A proposed ban on scrapyards making cash payments for scrap metal received was put before parliament on Friday (January 20). The new proposed legalisation, the brainchild of Labour MP Graham Jones would restrict payments to traders of scrap metal to non-cash transactions, and would require them to take proof of identification and address when taking receipt of metals.
When originally heard in November, parliament supported the motion, but on Friday (January 20) when the bill went for decision in parliament, government backing for the proposals were less than supportive.
When questioned about the decision, David Hanson MP criticised the government, saying that it had been slow to respond to the problems of Metal Theft.
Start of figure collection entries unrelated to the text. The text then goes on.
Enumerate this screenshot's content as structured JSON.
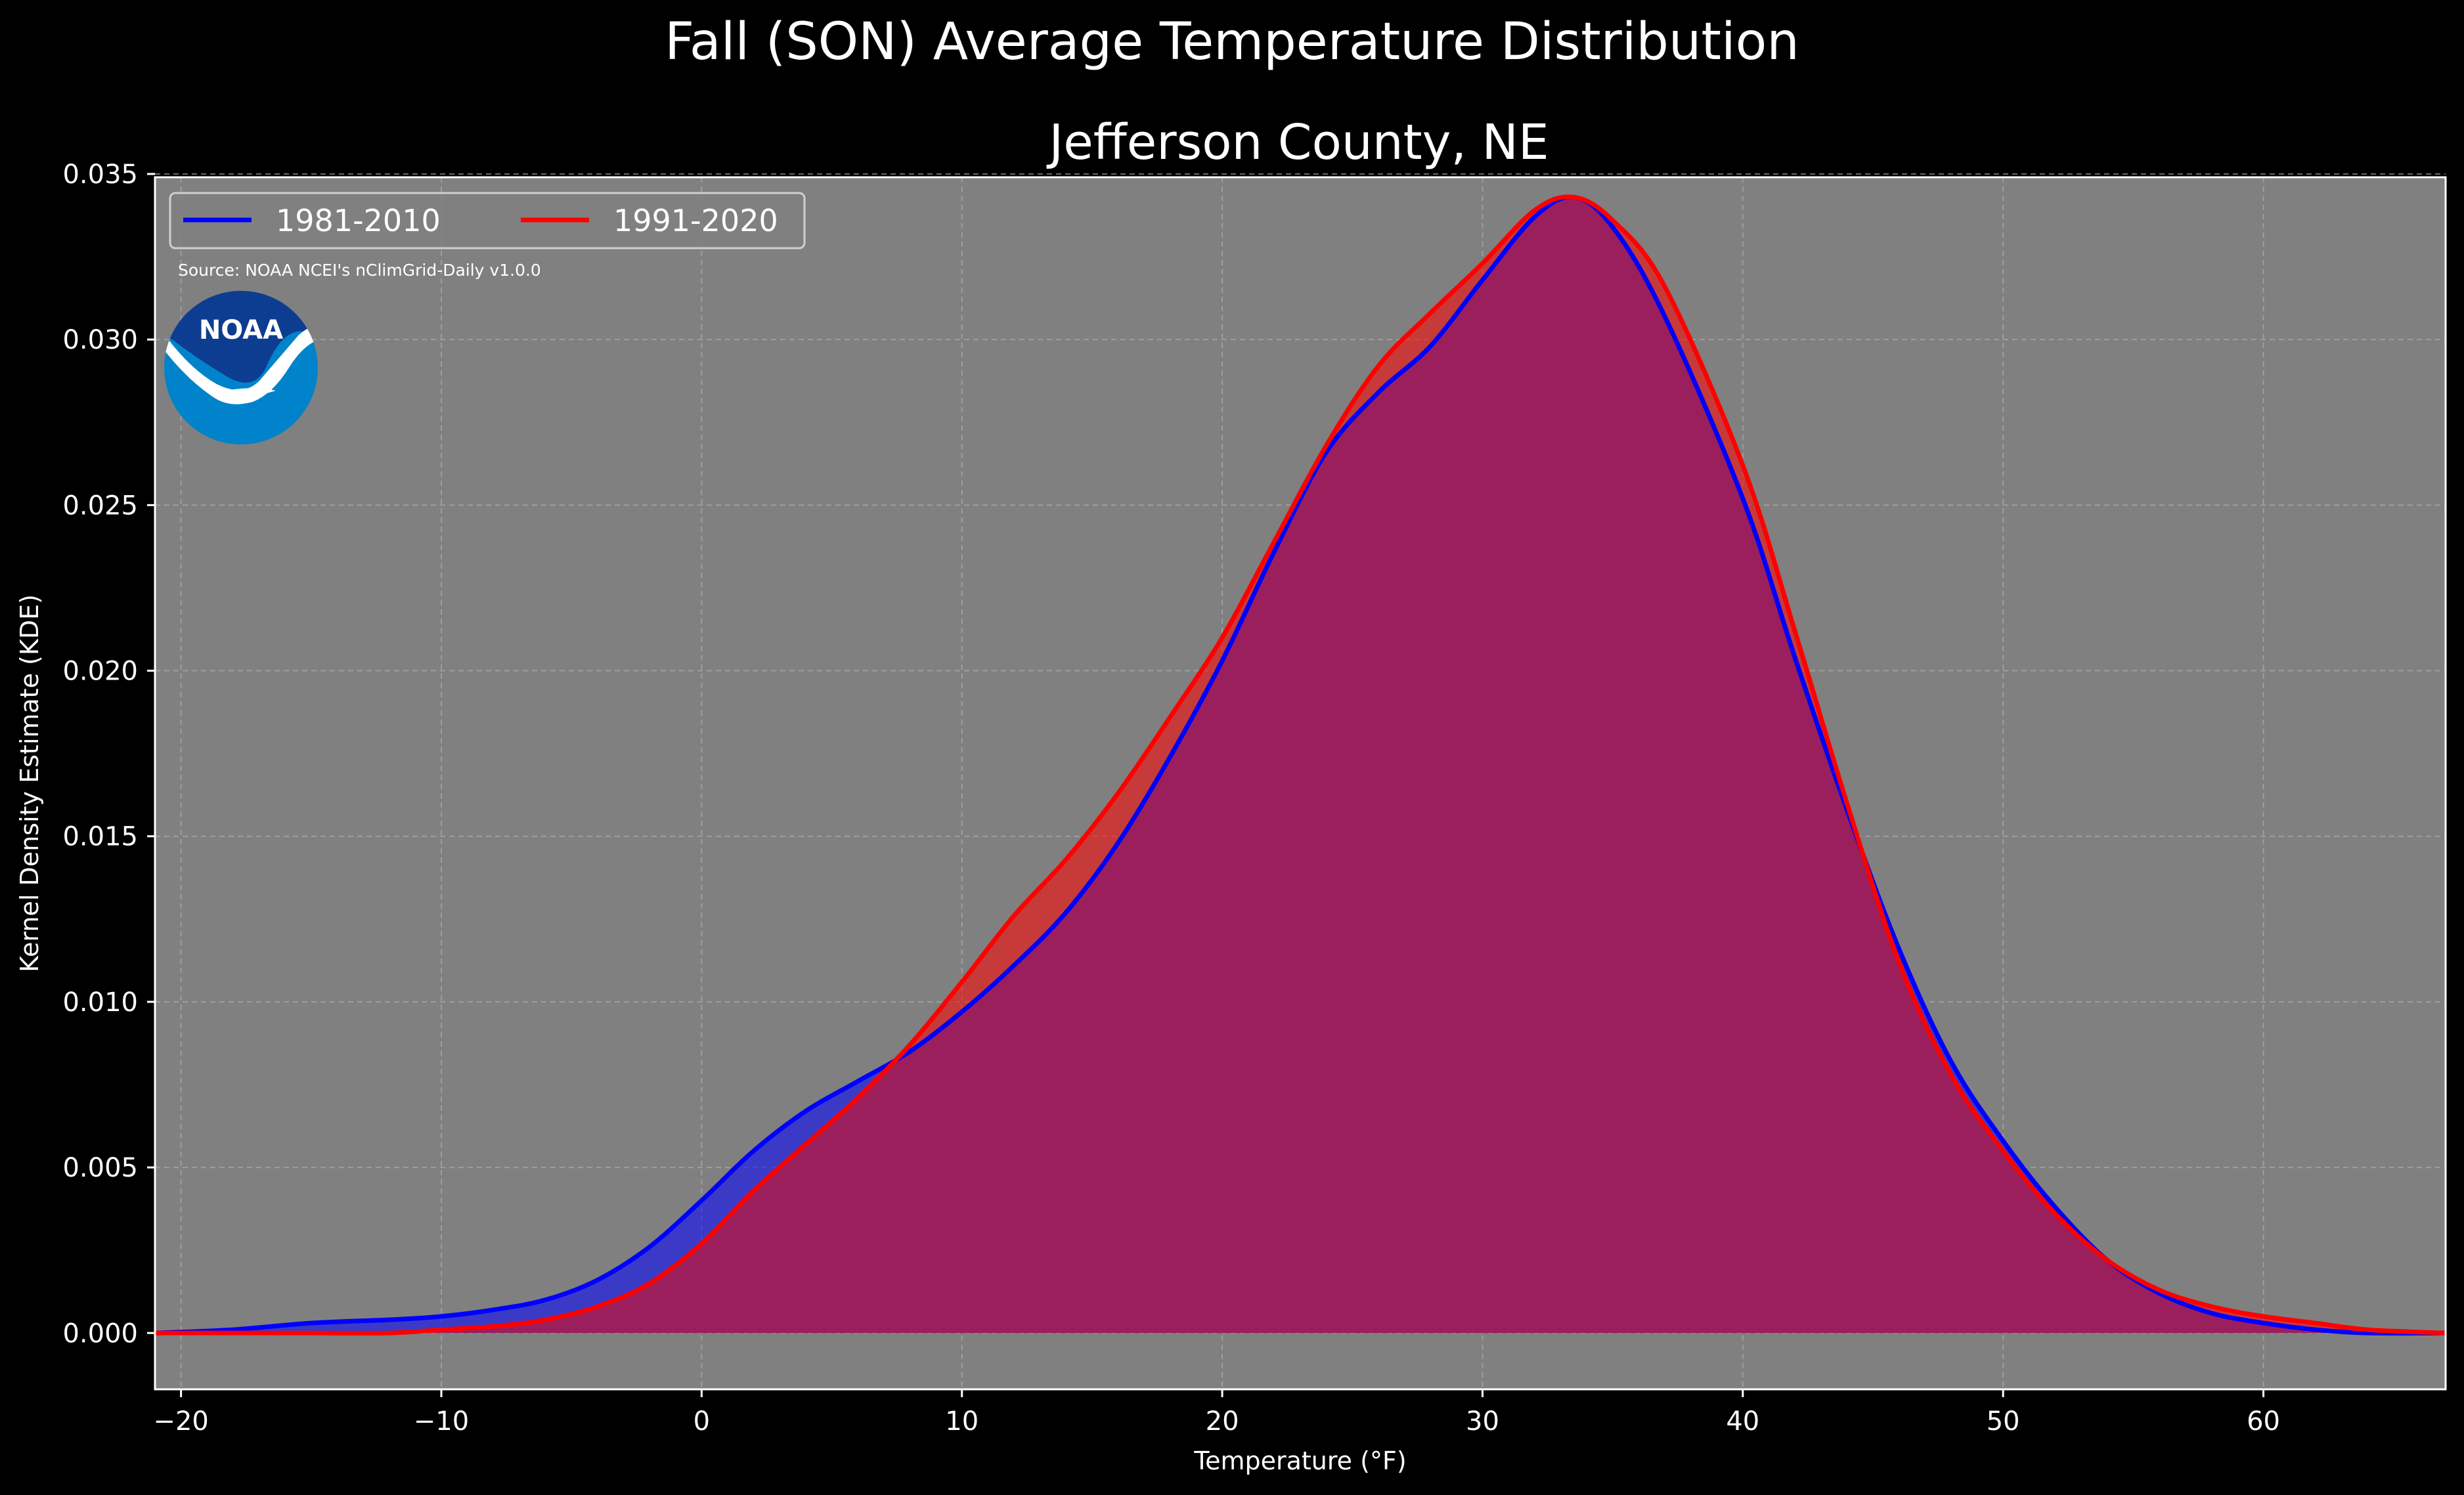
{
  "chart_data": {
    "type": "area",
    "suptitle": "Fall (SON) Average Temperature Distribution",
    "title": "Jefferson County, NE",
    "xlabel": "Temperature (°F)",
    "ylabel": "Kernel Density Estimate (KDE)",
    "xlim": [
      -21,
      67
    ],
    "ylim": [
      -0.0017,
      0.0349
    ],
    "xticks": [
      -20,
      -10,
      0,
      10,
      20,
      30,
      40,
      50,
      60
    ],
    "xtick_labels": [
      "−20",
      "−10",
      "0",
      "10",
      "20",
      "30",
      "40",
      "50",
      "60"
    ],
    "yticks": [
      0,
      0.005,
      0.01,
      0.015,
      0.02,
      0.025,
      0.03,
      0.035
    ],
    "ytick_labels": [
      "0.000",
      "0.005",
      "0.010",
      "0.015",
      "0.020",
      "0.025",
      "0.030",
      "0.035"
    ],
    "grid": true,
    "legend_position": "top-left",
    "source_note": "Source: NOAA NCEI's nClimGrid-Daily v1.0.0",
    "logo_text": "NOAA",
    "colors": {
      "figure_background": "#000000",
      "plot_background": "#808080",
      "grid": "#b3b3b3",
      "overlap_fill": "#9b1f5c"
    },
    "series": [
      {
        "name": "1981-2010",
        "color": "#0000ff",
        "fill_color": "#0000ff",
        "x": [
          -21,
          -18,
          -15,
          -12,
          -10,
          -8,
          -6,
          -4,
          -2,
          0,
          2,
          4,
          6,
          8,
          10,
          12,
          14,
          16,
          18,
          20,
          22,
          24,
          26,
          28,
          30,
          32,
          33.5,
          35,
          37,
          40,
          42,
          44,
          46,
          48,
          50,
          52,
          54,
          56,
          58,
          60,
          62,
          64,
          67
        ],
        "values": [
          0.0,
          0.0001,
          0.0003,
          0.0004,
          0.0005,
          0.0007,
          0.001,
          0.0016,
          0.0026,
          0.004,
          0.0055,
          0.0067,
          0.0076,
          0.0085,
          0.0097,
          0.0111,
          0.0127,
          0.0148,
          0.0174,
          0.0203,
          0.0236,
          0.0266,
          0.0284,
          0.0298,
          0.0318,
          0.0337,
          0.0343,
          0.0334,
          0.0307,
          0.0252,
          0.0204,
          0.0158,
          0.0116,
          0.0082,
          0.0058,
          0.0038,
          0.0022,
          0.0012,
          0.0006,
          0.0003,
          0.0001,
          0.0,
          0.0
        ]
      },
      {
        "name": "1991-2020",
        "color": "#ff0000",
        "fill_color": "#ff0000",
        "x": [
          -21,
          -18,
          -15,
          -12,
          -10,
          -8,
          -6,
          -4,
          -2,
          0,
          2,
          4,
          6,
          8,
          10,
          12,
          14,
          16,
          18,
          20,
          22,
          24,
          26,
          28,
          30,
          32,
          33.5,
          35,
          37,
          40,
          42,
          44,
          46,
          48,
          50,
          52,
          54,
          56,
          58,
          60,
          62,
          64,
          67
        ],
        "values": [
          0.0,
          0.0,
          0.0,
          0.0,
          0.0001,
          0.0002,
          0.0004,
          0.0008,
          0.0015,
          0.0027,
          0.0043,
          0.0057,
          0.0071,
          0.0087,
          0.0106,
          0.0126,
          0.0143,
          0.0163,
          0.0186,
          0.021,
          0.0239,
          0.0268,
          0.0292,
          0.0308,
          0.0323,
          0.0339,
          0.0343,
          0.0336,
          0.0316,
          0.0262,
          0.0212,
          0.016,
          0.0112,
          0.0078,
          0.0055,
          0.0036,
          0.0022,
          0.0013,
          0.0008,
          0.0005,
          0.0003,
          0.0001,
          0.0
        ]
      }
    ]
  }
}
He said: “We have called for the government to change the law to tackle metal theft at a time when we are seeing the desecration of war memorials, when households face repeated power cuts, commuters face increasing delays and churches and public buildings are being damaged. The theft of electric wires is even putting lives at risk.
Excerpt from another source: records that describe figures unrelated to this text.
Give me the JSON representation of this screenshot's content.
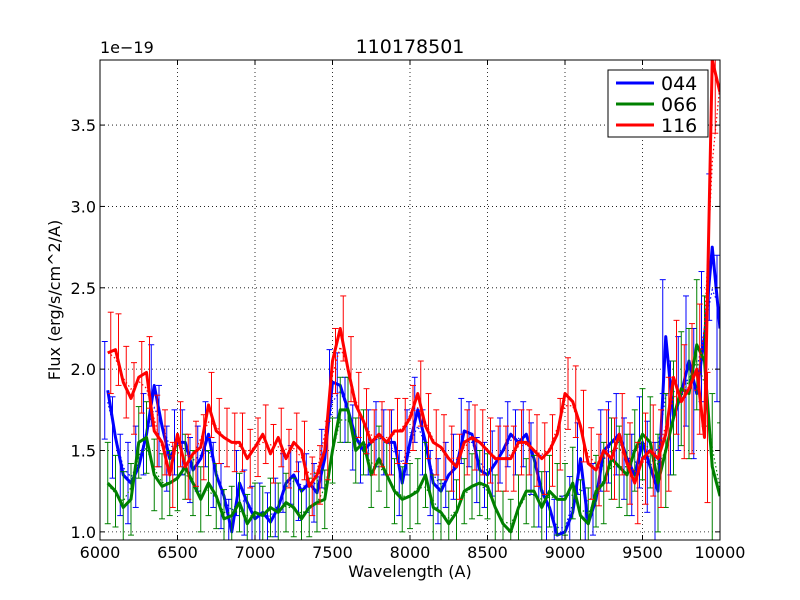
{
  "chart_data": {
    "type": "line",
    "title": "110178501",
    "xlabel": "Wavelength (A)",
    "ylabel": "Flux (erg/s/cm^2/A)",
    "y_offset_text": "1e−19",
    "xlim": [
      6000,
      10000
    ],
    "ylim": [
      0.95,
      3.9
    ],
    "xticks": [
      6000,
      6500,
      7000,
      7500,
      8000,
      8500,
      9000,
      9500,
      10000
    ],
    "yticks": [
      1.0,
      1.5,
      2.0,
      2.5,
      3.0,
      3.5
    ],
    "ytick_labels": [
      "1.0",
      "1.5",
      "2.0",
      "2.5",
      "3.0",
      "3.5"
    ],
    "grid": true,
    "legend_position": "top-right",
    "series": [
      {
        "name": "044",
        "color": "#0000ff",
        "x": [
          6050,
          6100,
          6150,
          6200,
          6250,
          6300,
          6350,
          6400,
          6450,
          6500,
          6550,
          6600,
          6650,
          6700,
          6750,
          6800,
          6850,
          6900,
          6950,
          7000,
          7050,
          7100,
          7150,
          7200,
          7250,
          7300,
          7350,
          7400,
          7450,
          7500,
          7550,
          7600,
          7650,
          7700,
          7750,
          7800,
          7850,
          7900,
          7950,
          8000,
          8050,
          8100,
          8150,
          8200,
          8250,
          8300,
          8350,
          8400,
          8450,
          8500,
          8550,
          8600,
          8650,
          8700,
          8750,
          8800,
          8850,
          8900,
          8950,
          9000,
          9050,
          9100,
          9150,
          9200,
          9250,
          9300,
          9350,
          9400,
          9450,
          9500,
          9550,
          9600,
          9650,
          9700,
          9750,
          9800,
          9850,
          9900,
          9950,
          10000
        ],
        "y": [
          1.87,
          1.58,
          1.35,
          1.3,
          1.4,
          1.6,
          1.9,
          1.65,
          1.45,
          1.55,
          1.55,
          1.38,
          1.45,
          1.6,
          1.35,
          1.22,
          1.0,
          1.3,
          1.18,
          1.08,
          1.12,
          1.06,
          1.15,
          1.3,
          1.35,
          1.25,
          1.3,
          1.24,
          1.45,
          1.92,
          1.9,
          1.75,
          1.58,
          1.5,
          1.55,
          1.6,
          1.55,
          1.55,
          1.3,
          1.55,
          1.75,
          1.55,
          1.3,
          1.25,
          1.35,
          1.4,
          1.62,
          1.6,
          1.38,
          1.35,
          1.42,
          1.5,
          1.6,
          1.55,
          1.6,
          1.45,
          1.25,
          1.15,
          0.98,
          1.0,
          1.12,
          1.45,
          1.05,
          1.2,
          1.5,
          1.55,
          1.6,
          1.45,
          1.35,
          1.55,
          1.4,
          1.25,
          2.2,
          1.7,
          1.85,
          2.05,
          1.85,
          2.2,
          2.75,
          2.25
        ],
        "err": [
          0.3,
          0.25,
          0.25,
          0.25,
          0.25,
          0.25,
          0.25,
          0.25,
          0.2,
          0.2,
          0.2,
          0.2,
          0.2,
          0.2,
          0.2,
          0.2,
          0.2,
          0.2,
          0.2,
          0.2,
          0.18,
          0.18,
          0.18,
          0.18,
          0.18,
          0.18,
          0.18,
          0.18,
          0.18,
          0.2,
          0.2,
          0.2,
          0.2,
          0.2,
          0.2,
          0.2,
          0.2,
          0.2,
          0.2,
          0.2,
          0.2,
          0.2,
          0.2,
          0.2,
          0.2,
          0.2,
          0.2,
          0.2,
          0.2,
          0.2,
          0.2,
          0.2,
          0.2,
          0.2,
          0.2,
          0.22,
          0.22,
          0.22,
          0.22,
          0.22,
          0.22,
          0.22,
          0.22,
          0.22,
          0.25,
          0.25,
          0.25,
          0.25,
          0.25,
          0.28,
          0.28,
          0.3,
          0.35,
          0.35,
          0.35,
          0.4,
          0.4,
          0.4,
          0.45,
          0.45
        ]
      },
      {
        "name": "066",
        "color": "#008000",
        "x": [
          6050,
          6100,
          6150,
          6200,
          6250,
          6300,
          6350,
          6400,
          6450,
          6500,
          6550,
          6600,
          6650,
          6700,
          6750,
          6800,
          6850,
          6900,
          6950,
          7000,
          7050,
          7100,
          7150,
          7200,
          7250,
          7300,
          7350,
          7400,
          7450,
          7500,
          7550,
          7600,
          7650,
          7700,
          7750,
          7800,
          7850,
          7900,
          7950,
          8000,
          8050,
          8100,
          8150,
          8200,
          8250,
          8300,
          8350,
          8400,
          8450,
          8500,
          8550,
          8600,
          8650,
          8700,
          8750,
          8800,
          8850,
          8900,
          8950,
          9000,
          9050,
          9100,
          9150,
          9200,
          9250,
          9300,
          9350,
          9400,
          9450,
          9500,
          9550,
          9600,
          9650,
          9700,
          9750,
          9800,
          9850,
          9900,
          9950,
          10000
        ],
        "y": [
          1.3,
          1.25,
          1.15,
          1.2,
          1.55,
          1.58,
          1.35,
          1.28,
          1.3,
          1.33,
          1.4,
          1.3,
          1.2,
          1.3,
          1.22,
          1.08,
          1.1,
          1.18,
          1.05,
          1.12,
          1.1,
          1.15,
          1.12,
          1.18,
          1.15,
          1.08,
          1.15,
          1.18,
          1.2,
          1.5,
          1.75,
          1.75,
          1.5,
          1.55,
          1.35,
          1.45,
          1.35,
          1.25,
          1.2,
          1.22,
          1.25,
          1.35,
          1.15,
          1.12,
          1.05,
          1.12,
          1.25,
          1.28,
          1.3,
          1.28,
          1.15,
          1.05,
          1.0,
          1.15,
          1.25,
          1.25,
          1.15,
          1.25,
          1.2,
          1.2,
          1.3,
          1.1,
          1.05,
          1.25,
          1.3,
          1.45,
          1.4,
          1.35,
          1.5,
          1.6,
          1.55,
          1.3,
          1.5,
          1.7,
          1.88,
          1.85,
          2.15,
          2.05,
          1.4,
          1.22
        ],
        "err": [
          0.25,
          0.22,
          0.22,
          0.22,
          0.22,
          0.22,
          0.22,
          0.2,
          0.2,
          0.2,
          0.2,
          0.2,
          0.2,
          0.2,
          0.2,
          0.18,
          0.18,
          0.18,
          0.18,
          0.18,
          0.18,
          0.18,
          0.18,
          0.18,
          0.18,
          0.18,
          0.18,
          0.18,
          0.18,
          0.2,
          0.2,
          0.2,
          0.2,
          0.2,
          0.2,
          0.2,
          0.2,
          0.2,
          0.2,
          0.2,
          0.2,
          0.2,
          0.2,
          0.2,
          0.2,
          0.2,
          0.2,
          0.2,
          0.2,
          0.2,
          0.2,
          0.2,
          0.2,
          0.2,
          0.2,
          0.22,
          0.22,
          0.22,
          0.22,
          0.22,
          0.22,
          0.22,
          0.22,
          0.22,
          0.25,
          0.25,
          0.25,
          0.25,
          0.25,
          0.28,
          0.28,
          0.3,
          0.35,
          0.35,
          0.35,
          0.4,
          0.4,
          0.4,
          0.45,
          0.45
        ]
      },
      {
        "name": "116",
        "color": "#ff0000",
        "x": [
          6050,
          6100,
          6150,
          6200,
          6250,
          6300,
          6350,
          6400,
          6450,
          6500,
          6550,
          6600,
          6650,
          6700,
          6750,
          6800,
          6850,
          6900,
          6950,
          7000,
          7050,
          7100,
          7150,
          7200,
          7250,
          7300,
          7350,
          7400,
          7450,
          7500,
          7550,
          7600,
          7650,
          7700,
          7750,
          7800,
          7850,
          7900,
          7950,
          8000,
          8050,
          8100,
          8150,
          8200,
          8250,
          8300,
          8350,
          8400,
          8450,
          8500,
          8550,
          8600,
          8650,
          8700,
          8750,
          8800,
          8850,
          8900,
          8950,
          9000,
          9050,
          9100,
          9150,
          9200,
          9250,
          9300,
          9350,
          9400,
          9450,
          9500,
          9550,
          9600,
          9650,
          9700,
          9750,
          9800,
          9850,
          9900,
          9950,
          10000
        ],
        "y": [
          2.1,
          2.12,
          1.92,
          1.82,
          1.95,
          1.98,
          1.62,
          1.55,
          1.35,
          1.6,
          1.4,
          1.48,
          1.52,
          1.78,
          1.62,
          1.58,
          1.55,
          1.55,
          1.45,
          1.52,
          1.6,
          1.48,
          1.58,
          1.45,
          1.55,
          1.5,
          1.28,
          1.35,
          1.5,
          2.05,
          2.25,
          2.0,
          1.78,
          1.68,
          1.55,
          1.6,
          1.55,
          1.62,
          1.62,
          1.7,
          1.85,
          1.65,
          1.55,
          1.52,
          1.45,
          1.4,
          1.55,
          1.58,
          1.55,
          1.5,
          1.45,
          1.45,
          1.45,
          1.55,
          1.55,
          1.5,
          1.45,
          1.5,
          1.6,
          1.85,
          1.8,
          1.65,
          1.42,
          1.38,
          1.5,
          1.45,
          1.6,
          1.42,
          1.3,
          1.45,
          1.5,
          1.45,
          1.6,
          1.95,
          1.8,
          1.88,
          2.0,
          1.58,
          3.9,
          3.7
        ],
        "err": [
          0.25,
          0.22,
          0.22,
          0.22,
          0.22,
          0.22,
          0.22,
          0.2,
          0.2,
          0.2,
          0.2,
          0.2,
          0.2,
          0.2,
          0.2,
          0.18,
          0.18,
          0.18,
          0.18,
          0.18,
          0.18,
          0.18,
          0.18,
          0.18,
          0.18,
          0.18,
          0.18,
          0.18,
          0.18,
          0.2,
          0.2,
          0.2,
          0.2,
          0.2,
          0.2,
          0.2,
          0.2,
          0.2,
          0.2,
          0.2,
          0.2,
          0.2,
          0.2,
          0.2,
          0.2,
          0.2,
          0.2,
          0.2,
          0.2,
          0.2,
          0.2,
          0.2,
          0.2,
          0.2,
          0.2,
          0.22,
          0.22,
          0.22,
          0.22,
          0.22,
          0.22,
          0.22,
          0.22,
          0.22,
          0.25,
          0.25,
          0.25,
          0.25,
          0.25,
          0.28,
          0.28,
          0.3,
          0.35,
          0.35,
          0.35,
          0.4,
          0.4,
          0.4,
          0.45,
          0.45
        ]
      }
    ]
  }
}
“Faced with crime on this scale, the government is being far too slow to act.“
Ian Hetherington director general of the British Metals Recycling Association is quoted as saying: “The theft of metal is a huge issue for our industry and so we genuinely welcome the government’s increased focus on it.
“While we agree with many of the proposals in the Metal Theft (Prevention) Bill, there were some details which we felt would not help to solve the issue. We welcome the opportunity to continue to advise and work with Government and the relevant authorities on this issue to stamp out metal theft.”
A Home Office spokesperson said: "We have stepped up enforcement action but believe legislation is needed for a sustainable, long-term solution to the growing menace of metal theft. While we support the aims of the Private Members Bill, we are currently looking at a range of options including what would be the quickest and most effective legislative vehicle for the changes that are needed.”
A number of measures have already been introduced, including funding for a dedicated taskforce to tackle metal thieves led by the British Transport Police, and Operation Tornado a six-month trial in the North East that will require identification to be shown when trading at scrap yards.
Responding to the rejection, Graham Jones MP said: “There is frankly no good reason for the Government to have objected to this Bill, they should be embarrassed and ashamed. The Government’s soft-on-crime approach and out of touch Ministers have led to a missed opportunity. We will now not likely see legislation before the Olympics, possibly not until 2013.”